The company has no plans to expand into new markets, he revealed. “We believe that seven is already a stretch. However, we regularly reevaluate new markets outside Southeast Asia, including South Korea and Japan. We look for opportunities in markets about to experience the e-commerce explosion.”

He claimed that there are companies that have approached it with the prospect of merging with a blank cheque company or SPAC. But it has no plans to take the company public at this point. “We are not optimising for SPAC, IPO, or other exits. We’re trying to build a great business. We believe exit opportunities will eventually come.”

The impact of COVID-19 on iPrice

The pandemic didn’t impact iPrice much. The effect was relatively moderate. It saw a substantial spike in demand for e-commerce products as people were locked in at home. As the crisis worsened, it saw some interesting trends.

“In Thailand, there was an enormous demand surge for inflatable pools because people, confined to their homes, wanted to buy pools for their kids,” he revealed. “In Jakarta, the demand surge was for bicycles because the public transport capacity was limited by regulation, and people queued up for hours to get on the bus. They started buying bicycles to cycle to work. There was a demand spike for condoms as well.”

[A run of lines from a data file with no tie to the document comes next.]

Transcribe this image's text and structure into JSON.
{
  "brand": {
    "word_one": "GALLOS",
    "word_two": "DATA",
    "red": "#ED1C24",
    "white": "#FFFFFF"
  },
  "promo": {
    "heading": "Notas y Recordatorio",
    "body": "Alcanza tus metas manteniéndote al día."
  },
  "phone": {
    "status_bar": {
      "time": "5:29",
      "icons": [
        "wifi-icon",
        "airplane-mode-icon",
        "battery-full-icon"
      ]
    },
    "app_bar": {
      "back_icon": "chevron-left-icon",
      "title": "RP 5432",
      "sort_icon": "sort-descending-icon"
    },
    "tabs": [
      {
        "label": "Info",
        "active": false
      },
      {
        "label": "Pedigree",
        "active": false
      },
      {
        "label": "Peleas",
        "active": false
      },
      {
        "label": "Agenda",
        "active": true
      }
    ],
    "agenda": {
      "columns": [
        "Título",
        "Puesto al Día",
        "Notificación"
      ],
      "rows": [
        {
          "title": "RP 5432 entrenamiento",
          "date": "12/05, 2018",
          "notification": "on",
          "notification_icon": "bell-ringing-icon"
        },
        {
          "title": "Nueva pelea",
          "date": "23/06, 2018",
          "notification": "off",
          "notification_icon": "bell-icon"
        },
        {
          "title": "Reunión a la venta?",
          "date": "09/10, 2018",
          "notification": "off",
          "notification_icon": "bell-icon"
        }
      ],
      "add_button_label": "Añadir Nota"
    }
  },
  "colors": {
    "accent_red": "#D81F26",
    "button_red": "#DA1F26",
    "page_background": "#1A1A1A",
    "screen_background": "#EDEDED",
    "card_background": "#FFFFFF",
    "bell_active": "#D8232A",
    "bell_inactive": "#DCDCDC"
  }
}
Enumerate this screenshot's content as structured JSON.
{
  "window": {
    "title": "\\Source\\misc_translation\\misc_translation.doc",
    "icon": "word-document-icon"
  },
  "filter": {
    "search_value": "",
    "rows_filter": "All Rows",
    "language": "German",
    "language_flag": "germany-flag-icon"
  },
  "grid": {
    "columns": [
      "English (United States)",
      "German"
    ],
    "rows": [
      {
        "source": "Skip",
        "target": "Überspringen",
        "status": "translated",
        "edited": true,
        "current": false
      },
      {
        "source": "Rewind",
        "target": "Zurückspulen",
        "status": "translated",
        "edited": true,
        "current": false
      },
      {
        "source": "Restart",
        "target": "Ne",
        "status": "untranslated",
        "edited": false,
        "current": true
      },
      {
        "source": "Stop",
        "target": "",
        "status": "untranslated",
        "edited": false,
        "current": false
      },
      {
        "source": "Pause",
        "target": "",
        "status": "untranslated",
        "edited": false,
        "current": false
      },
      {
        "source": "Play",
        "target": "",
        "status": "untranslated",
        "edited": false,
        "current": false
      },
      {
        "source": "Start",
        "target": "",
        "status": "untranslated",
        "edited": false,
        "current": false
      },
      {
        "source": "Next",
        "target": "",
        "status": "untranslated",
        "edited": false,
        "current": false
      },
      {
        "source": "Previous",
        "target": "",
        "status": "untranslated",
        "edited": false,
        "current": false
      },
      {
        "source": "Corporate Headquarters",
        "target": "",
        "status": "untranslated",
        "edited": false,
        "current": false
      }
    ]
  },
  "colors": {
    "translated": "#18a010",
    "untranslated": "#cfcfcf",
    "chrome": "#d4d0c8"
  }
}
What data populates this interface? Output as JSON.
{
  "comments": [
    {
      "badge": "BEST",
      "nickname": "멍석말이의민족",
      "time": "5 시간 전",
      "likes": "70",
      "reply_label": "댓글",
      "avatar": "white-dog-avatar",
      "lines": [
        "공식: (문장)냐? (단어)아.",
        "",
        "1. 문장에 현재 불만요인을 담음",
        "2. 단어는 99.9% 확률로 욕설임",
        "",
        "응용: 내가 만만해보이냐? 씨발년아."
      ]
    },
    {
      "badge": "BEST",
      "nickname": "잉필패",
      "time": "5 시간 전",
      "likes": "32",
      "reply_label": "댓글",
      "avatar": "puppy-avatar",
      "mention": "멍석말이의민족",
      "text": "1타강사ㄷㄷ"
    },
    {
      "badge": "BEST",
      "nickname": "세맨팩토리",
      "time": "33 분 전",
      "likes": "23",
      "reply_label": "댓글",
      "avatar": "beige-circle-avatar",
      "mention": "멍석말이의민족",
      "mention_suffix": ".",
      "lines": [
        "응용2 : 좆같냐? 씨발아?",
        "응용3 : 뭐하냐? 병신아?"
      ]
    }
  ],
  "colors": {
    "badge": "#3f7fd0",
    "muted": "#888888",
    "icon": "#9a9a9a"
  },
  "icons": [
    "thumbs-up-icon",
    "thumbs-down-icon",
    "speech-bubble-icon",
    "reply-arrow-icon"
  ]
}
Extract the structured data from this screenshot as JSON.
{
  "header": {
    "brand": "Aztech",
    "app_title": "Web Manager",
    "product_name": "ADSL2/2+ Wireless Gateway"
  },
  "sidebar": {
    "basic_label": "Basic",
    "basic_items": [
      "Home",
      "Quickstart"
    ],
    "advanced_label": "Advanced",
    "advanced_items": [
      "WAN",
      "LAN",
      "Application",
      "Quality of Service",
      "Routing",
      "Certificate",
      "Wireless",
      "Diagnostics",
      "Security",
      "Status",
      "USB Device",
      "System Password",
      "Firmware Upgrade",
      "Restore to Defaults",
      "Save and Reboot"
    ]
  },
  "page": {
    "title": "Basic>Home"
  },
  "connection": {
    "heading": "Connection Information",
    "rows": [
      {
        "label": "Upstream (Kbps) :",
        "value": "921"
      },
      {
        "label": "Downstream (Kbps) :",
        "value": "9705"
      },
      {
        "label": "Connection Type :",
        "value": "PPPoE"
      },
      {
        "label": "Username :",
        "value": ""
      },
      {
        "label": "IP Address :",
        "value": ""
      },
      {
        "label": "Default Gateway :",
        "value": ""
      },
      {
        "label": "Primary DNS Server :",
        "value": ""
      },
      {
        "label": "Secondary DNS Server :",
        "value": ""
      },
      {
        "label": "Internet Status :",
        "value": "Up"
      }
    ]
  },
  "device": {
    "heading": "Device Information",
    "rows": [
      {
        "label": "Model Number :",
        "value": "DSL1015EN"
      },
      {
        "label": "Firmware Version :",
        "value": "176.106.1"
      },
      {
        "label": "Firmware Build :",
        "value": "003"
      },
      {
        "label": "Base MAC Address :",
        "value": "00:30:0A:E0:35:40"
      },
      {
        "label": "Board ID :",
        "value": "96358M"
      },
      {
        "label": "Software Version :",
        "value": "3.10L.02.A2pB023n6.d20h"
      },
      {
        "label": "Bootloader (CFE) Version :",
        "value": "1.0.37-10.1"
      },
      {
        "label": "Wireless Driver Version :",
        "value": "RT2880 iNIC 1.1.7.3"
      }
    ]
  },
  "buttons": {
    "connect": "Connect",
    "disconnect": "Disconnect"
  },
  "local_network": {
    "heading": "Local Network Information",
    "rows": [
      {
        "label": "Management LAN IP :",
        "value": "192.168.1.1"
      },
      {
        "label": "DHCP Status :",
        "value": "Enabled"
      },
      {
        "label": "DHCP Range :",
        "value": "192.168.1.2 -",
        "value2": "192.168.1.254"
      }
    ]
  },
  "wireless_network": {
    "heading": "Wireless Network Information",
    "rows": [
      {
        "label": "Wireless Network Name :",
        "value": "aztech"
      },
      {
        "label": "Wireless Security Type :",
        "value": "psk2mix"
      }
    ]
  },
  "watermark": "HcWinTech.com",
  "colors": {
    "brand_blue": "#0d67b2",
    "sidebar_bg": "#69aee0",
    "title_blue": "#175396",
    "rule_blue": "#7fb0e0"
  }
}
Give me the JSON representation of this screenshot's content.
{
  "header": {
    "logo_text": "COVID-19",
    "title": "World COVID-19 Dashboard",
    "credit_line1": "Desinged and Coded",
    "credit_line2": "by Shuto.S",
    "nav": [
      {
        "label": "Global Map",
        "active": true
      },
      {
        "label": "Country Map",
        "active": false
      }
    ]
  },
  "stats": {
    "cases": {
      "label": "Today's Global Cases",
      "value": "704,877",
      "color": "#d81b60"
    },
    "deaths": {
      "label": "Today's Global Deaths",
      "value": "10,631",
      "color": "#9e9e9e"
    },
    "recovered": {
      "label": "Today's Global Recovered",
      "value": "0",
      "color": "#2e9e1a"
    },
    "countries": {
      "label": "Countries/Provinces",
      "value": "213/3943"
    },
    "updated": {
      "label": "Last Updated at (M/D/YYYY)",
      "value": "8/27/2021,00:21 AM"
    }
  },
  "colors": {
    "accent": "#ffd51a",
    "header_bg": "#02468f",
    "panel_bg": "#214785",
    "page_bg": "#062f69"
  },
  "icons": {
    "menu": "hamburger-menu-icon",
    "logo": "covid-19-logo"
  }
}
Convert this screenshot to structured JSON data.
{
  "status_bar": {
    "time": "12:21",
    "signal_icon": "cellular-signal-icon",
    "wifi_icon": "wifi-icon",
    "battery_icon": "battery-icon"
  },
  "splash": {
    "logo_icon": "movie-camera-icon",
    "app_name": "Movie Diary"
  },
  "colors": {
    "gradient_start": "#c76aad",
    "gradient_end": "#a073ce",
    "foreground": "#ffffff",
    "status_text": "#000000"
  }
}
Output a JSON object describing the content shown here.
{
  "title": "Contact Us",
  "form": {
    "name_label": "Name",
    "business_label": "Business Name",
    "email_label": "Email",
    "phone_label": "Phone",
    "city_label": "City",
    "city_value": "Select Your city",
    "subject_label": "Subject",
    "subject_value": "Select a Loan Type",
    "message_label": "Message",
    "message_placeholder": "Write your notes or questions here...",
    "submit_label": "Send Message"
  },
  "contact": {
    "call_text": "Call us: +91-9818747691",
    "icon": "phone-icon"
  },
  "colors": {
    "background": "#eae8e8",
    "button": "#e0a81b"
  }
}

On the other hand, the travel vertical was the worst affected. Before the pandemic, quite a substantial amount of iPrice revenues came from travel, where it advised people about where to get the best deals and discounts. “This segment declined as the pandemic spread. We also used to generate good revenues from ride-hailing and food delivery. And while the demand surged so much, those companies were at the edge of their capacity and decided to stop marketing activities because they couldn’t cope with the demand. It was a wild, crazy period; we all probably worked the hardest of our lives,” he admitted.

There has not been a dramatic shift in consumer behaviour, pre- and post-pandemic. E-commerce has always been the most substantial part of iPrice, and the pandemic helped accelerate it.

“While we might not even appreciate it fully, five to ten years down the road, we’ll see what has similarly accelerated the adoption of e-commerce in China during the SARS spread,” Chmelař said.